In primo luogo, un annuncio di lunedì che mostra che Strategy ha acquistato più Bitcoin questa settimana. Dato che Strategy ha già rivelato un acquisto di 1,550 BTC per $101 milioni all'inizio di questa settimana insieme all'aumento delle sue riserve in dollari a $1 miliardo, una continuazione di quel modello di acquisto nella settimana successiva rafforzerebbe il segnale che le preoccupazioni sulla struttura del capitale di Strategy si sono allentate dopo il panico scatenato dalla sua vendita di 32 BTC.

In secondo luogo, un ritorno a flussi giornalieri netti positivi per gli ETF Bitcoin spot USA venerdì. Questo è il test più diretto per vedere se la serie di deflussi di $5.72 miliardi è realmente finita piuttosto che semplicemente in pausa — e affronta direttamente la preoccupazione della domanda che CryptoQuant ha sollevato riguardo alla contrazione della domanda settimanale di 652,000 BTC e il più veloce ridursi della domanda degli ETF dal gennaio 2024.

In terzo luogo, ulteriori cali nei prezzi internazionali del petrolio, che avvalerebbero la tesi che la de-escalation iraniana — per quanto incerta data la retromarcia di Trump — si traduce in un vero sollievo nel mercato delle merci piuttosto che in un falso segnale guidato dai titoli.

Cosa significa

Il framework di Kendrick essenzialmente operazionalizza la valutazione "vicino al valore, non confermata la ripresa" che ha dominato l'analisi on-chain di questa settimana. La valutazione di Bitcoin rispetto al suo prezzo realizzato ($53,600) suggeriva già che l'asset fosse economico rispetto agli standard storici.
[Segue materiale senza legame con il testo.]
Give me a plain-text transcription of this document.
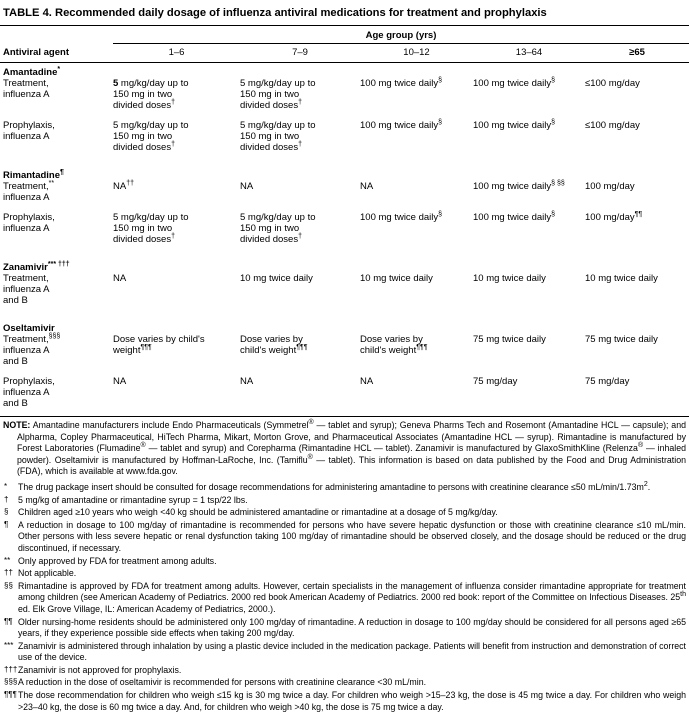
TABLE 4. Recommended daily dosage of influenza antiviral medications for treatment and prophylaxis
	Age group (yrs)				
Antiviral agent	1–6	7–9	10–12	13–64	≥65
Amantadine*
Treatment,
influenza A	5 mg/kg/day up to
150 mg in two
divided doses†	5 mg/kg/day up to
150 mg in two
divided doses†	100 mg twice daily§	100 mg twice daily§	≤100 mg/day
Prophylaxis,
influenza A	5 mg/kg/day up to
150 mg in two
divided doses†	5 mg/kg/day up to
150 mg in two
divided doses†	100 mg twice daily§	100 mg twice daily§	≤100 mg/day
Rimantadine¶
Treatment,**
influenza A	NA††	NA	NA	100 mg twice daily§ §§	100 mg/day
Prophylaxis,
influenza A	5 mg/kg/day up to
150 mg in two
divided doses†	5 mg/kg/day up to
150 mg in two
divided doses†	100 mg twice daily§	100 mg twice daily§	100 mg/day¶¶
Zanamivir*** †††
Treatment,
influenza A
and B	NA	10 mg twice daily	10 mg twice daily	10 mg twice daily	10 mg twice daily
Oseltamivir					
Treatment,§§§
influenza A
and B	Dose varies by child's
weight¶¶¶	Dose varies by
child's weight¶¶¶	Dose varies by
child's weight¶¶¶	75 mg twice daily	75 mg twice daily
Prophylaxis,
influenza A
and B	NA	NA	NA	75 mg/day	75 mg/day

NOTE: Amantadine manufacturers include Endo Pharmaceuticals (Symmetrel® — tablet and syrup); Geneva Pharms Tech and Rosemont (Amantadine HCL — capsule); and Alpharma, Copley Pharmaceutical, HiTech Pharma, Mikart, Morton Grove, and Pharmaceutical Associates (Amantadine HCL — syrup). Rimantadine is manufactured by Forest Laboratories (Flumadine® — tablet and syrup) and Corepharma (Rimantadine HCL — tablet). Zanamivir is manufactured by GlaxoSmithKline (Relenza® — inhaled powder). Oseltamivir is manufactured by Hoffman-LaRoche, Inc. (Tamiflu® — tablet). This information is based on data published by the Food and Drug Administration (FDA), which is available at www.fda.gov.
* The drug package insert should be consulted for dosage recommendations for administering amantadine to persons with creatinine clearance ≤50 $mL/\min/1.73m^2$.
† 5 mg/kg of amantadine or rimantadine syrup = 1 tsp/22 lbs.
§ Children aged ≥10 years who weigh <40 kg should be administered amantadine or rimantadine at a dosage of 5 mg/kg/day.
¶ A reduction in dosage to 100 mg/day of rimantadine is recommended for persons who have severe hepatic dysfunction or those with creatinine clearance ≤10 mL/min. Other persons with less severe hepatic or renal dysfunction taking 100 mg/day of rimantadine should be observed closely, and the dosage should be reduced or the drug discontinued, if necessary.
** Only approved by FDA for treatment among adults.
†† Not applicable.
§§ Rimantadine is approved by FDA for treatment among adults. However, certain specialists in the management of influenza consider rimantadine appropriate for treatment among children (see American Academy of Pediatrics. 2000 red book American Academy of Pediatrics. 2000 red book: report of the Committee on Infectious Diseases. 25th ed. Elk Grove Village, IL: American Academy of Pediatrics, 2000.).
¶¶ Older nursing-home residents should be administered only 100 mg/day of rimantadine. A reduction in dosage to 100 mg/day should be considered for all persons aged ≥65 years, if they experience possible side effects when taking 200 mg/day.
*** Zanamivir is administered through inhalation by using a plastic device included in the medication package. Patients will benefit from instruction and demonstration of correct use of the device.
††† Zanamivir is not approved for prophylaxis.
§§§ A reduction in the dose of oseltamivir is recommended for persons with creatinine clearance <30 mL/min.
¶¶¶ The dose recommendation for children who weigh ≤15 kg is 30 mg twice a day. For children who weigh >15–23 kg, the dose is 45 mg twice a day. For children who weigh >23–40 kg, the dose is 60 mg twice a day. And, for children who weigh >40 kg, the dose is 75 mg twice a day.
Ciò che mancava era la conferma che le metriche di domanda stavano cambiando insieme all'azione del prezzo.

Se tutti e tre i segnali di Kendrick confermano la prossima settimana — acquisti continui da parte di Strategy, flussi ETF positivi e calo del petrolio — il caso per $59,000 come il vero minimo del ciclo si rafforza considerevolmente, e gli obiettivi più ampi di Kendrick di $100,000 per Bitcoin e $4,000 per Ethereum entro la fine dell'anno diventano un caso base più credibile. Se uno dei tre non si materializza — in particolare il segnale di afflusso ETF, dato il perdurante problema iraniano e la prossima riunione FOMC del 17 giugno — la chiamata per il fondo rimarrebbe non confermata, e il framework "vicino al valore, non confermata la ripresa" di inizio settimana continuerebbe ad applicarsi.